Here are six tips for families adapting to this new COVID-19 normal:
- Give your children space while staying connected. Most young adults have gotten used to a certain level of independence and freedom, and it’s important to respect their space. At the same time, you need to talk about how a boundary or routine may be broken. That might involve simply knocking on a bedroom door or sending a heads-up text if they will be home later than usual.
- Young adults need to meet the obligations that come with living at home. Millennials who move back home should be expected to participate in family activities and share responsibilities. That includes assisting with household chores, helping to pay for living expenses if they’re able, and making time for family routines such as meals.
- Recognize the strengths and challenges of the family dynamic.
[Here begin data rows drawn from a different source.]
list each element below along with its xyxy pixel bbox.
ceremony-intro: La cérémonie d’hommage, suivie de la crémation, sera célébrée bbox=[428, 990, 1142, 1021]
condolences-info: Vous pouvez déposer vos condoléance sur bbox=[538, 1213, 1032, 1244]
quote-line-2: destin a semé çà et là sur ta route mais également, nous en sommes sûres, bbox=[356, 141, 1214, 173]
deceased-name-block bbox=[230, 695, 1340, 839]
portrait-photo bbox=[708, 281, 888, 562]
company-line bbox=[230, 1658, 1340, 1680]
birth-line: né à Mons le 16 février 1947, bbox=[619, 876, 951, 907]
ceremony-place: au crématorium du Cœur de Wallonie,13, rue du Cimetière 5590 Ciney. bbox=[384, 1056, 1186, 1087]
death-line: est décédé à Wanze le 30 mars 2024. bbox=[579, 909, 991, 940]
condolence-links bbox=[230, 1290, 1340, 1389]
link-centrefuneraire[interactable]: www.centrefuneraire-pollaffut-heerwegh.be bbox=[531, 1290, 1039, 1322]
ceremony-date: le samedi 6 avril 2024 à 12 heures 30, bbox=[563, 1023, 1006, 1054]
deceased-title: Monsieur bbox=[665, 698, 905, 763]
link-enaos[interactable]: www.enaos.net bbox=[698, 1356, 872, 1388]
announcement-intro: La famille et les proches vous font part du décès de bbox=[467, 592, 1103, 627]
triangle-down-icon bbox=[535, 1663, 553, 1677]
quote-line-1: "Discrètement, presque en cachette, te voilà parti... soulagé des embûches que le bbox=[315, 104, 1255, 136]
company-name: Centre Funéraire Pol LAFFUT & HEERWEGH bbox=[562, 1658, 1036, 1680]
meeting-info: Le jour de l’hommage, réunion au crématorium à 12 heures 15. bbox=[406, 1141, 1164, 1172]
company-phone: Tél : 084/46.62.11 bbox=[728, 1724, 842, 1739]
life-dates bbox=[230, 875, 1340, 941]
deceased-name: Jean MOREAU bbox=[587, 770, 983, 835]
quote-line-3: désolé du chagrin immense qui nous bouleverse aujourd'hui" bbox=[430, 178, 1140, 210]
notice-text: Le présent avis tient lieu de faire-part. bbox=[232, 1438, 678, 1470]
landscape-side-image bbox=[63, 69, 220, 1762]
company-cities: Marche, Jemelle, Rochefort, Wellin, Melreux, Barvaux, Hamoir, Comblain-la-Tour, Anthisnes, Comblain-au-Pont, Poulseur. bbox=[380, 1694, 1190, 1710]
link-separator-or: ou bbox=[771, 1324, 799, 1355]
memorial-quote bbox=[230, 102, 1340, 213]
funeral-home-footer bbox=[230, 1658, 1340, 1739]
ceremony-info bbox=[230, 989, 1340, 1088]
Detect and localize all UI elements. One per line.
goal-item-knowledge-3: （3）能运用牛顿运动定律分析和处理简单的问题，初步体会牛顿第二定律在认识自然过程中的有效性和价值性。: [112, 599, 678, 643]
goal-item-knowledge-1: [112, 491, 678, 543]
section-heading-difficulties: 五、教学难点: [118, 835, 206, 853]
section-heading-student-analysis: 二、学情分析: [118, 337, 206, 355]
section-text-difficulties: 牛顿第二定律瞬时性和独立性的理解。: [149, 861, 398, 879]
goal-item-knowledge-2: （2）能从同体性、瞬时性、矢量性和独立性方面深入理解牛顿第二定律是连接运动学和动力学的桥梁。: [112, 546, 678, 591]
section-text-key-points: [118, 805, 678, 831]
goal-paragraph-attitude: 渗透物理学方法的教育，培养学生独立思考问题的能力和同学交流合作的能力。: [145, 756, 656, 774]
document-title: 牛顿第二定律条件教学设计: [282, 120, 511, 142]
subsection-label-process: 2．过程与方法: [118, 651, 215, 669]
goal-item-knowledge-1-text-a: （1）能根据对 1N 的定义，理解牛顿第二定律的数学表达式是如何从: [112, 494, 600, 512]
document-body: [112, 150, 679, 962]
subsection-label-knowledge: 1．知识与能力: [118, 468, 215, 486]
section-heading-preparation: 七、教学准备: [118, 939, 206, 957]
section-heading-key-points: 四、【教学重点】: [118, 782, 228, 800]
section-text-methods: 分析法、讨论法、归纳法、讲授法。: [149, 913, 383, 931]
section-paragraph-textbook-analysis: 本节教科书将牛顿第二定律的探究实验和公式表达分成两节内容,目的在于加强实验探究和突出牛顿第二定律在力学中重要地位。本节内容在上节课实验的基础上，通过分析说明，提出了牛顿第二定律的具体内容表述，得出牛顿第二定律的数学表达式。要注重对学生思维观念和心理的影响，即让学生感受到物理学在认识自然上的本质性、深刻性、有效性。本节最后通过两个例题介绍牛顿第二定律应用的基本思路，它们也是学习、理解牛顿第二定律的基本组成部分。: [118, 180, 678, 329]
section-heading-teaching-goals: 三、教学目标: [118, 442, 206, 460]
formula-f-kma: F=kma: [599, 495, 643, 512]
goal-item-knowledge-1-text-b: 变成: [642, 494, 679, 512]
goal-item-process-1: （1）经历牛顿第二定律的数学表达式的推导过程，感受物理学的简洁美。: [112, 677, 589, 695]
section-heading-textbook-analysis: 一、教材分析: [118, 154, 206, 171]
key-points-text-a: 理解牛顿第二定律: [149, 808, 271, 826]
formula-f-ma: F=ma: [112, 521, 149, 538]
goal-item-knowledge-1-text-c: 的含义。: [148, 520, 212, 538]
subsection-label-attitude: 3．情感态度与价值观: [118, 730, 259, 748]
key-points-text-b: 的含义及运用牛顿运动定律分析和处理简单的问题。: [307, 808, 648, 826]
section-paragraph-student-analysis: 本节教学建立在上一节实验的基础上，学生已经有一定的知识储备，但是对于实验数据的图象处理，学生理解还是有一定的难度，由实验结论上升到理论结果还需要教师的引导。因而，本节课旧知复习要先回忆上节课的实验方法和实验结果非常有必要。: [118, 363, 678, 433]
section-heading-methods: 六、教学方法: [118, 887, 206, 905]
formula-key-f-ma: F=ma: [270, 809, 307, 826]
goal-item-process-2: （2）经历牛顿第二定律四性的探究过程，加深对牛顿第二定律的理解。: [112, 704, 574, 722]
There’s great diversity in the modern family makeup, and it’s not uncommon to have a multigenerational home. As such, it’s important to recognize how varying family dynamics affect home life. A collectivistic approach, for example, that gives priority to the group over the individual, may not work for your child. Similarly, being overly involved or helicopter parenting – especially with a young adult who needs space not hovering – may raise tensions. Make accommodations as best you can for what everyone in the home wants and needs to be comfortable.
- Don’t disengage either. At this time of great uncertainty, it’s more important than ever for families to provide social support and that loved ones stay connected. This is crucial given the restrictions associated with social distancing, which have significantly limited social activity.
- Rediscover old family traditions – and start new ones. This could include Friday night movies, board games and strolls in a local park. Having fun together can make life more pleasant under otherwise challenging circumstances, while increasing family connectedness.
- Make open communication a priority. This is arguably the most important thing you can do as life continues to change during the pandemic. Being clear about expectations and boundaries will likely reduce unnecessary suffering and ultimately make the arrangement more manageable for everyone at home.
The stress of the pandemic has impacted families in ways that were previously unimaginable. But this time, young millennials moving back home also provides a unique opportunity to practice connectedness and reaffirm relationships with loved ones, especially those that have rejoined in shared living space. Take advantage of the opportunity to care for one another as we as community deal with this public health crisis.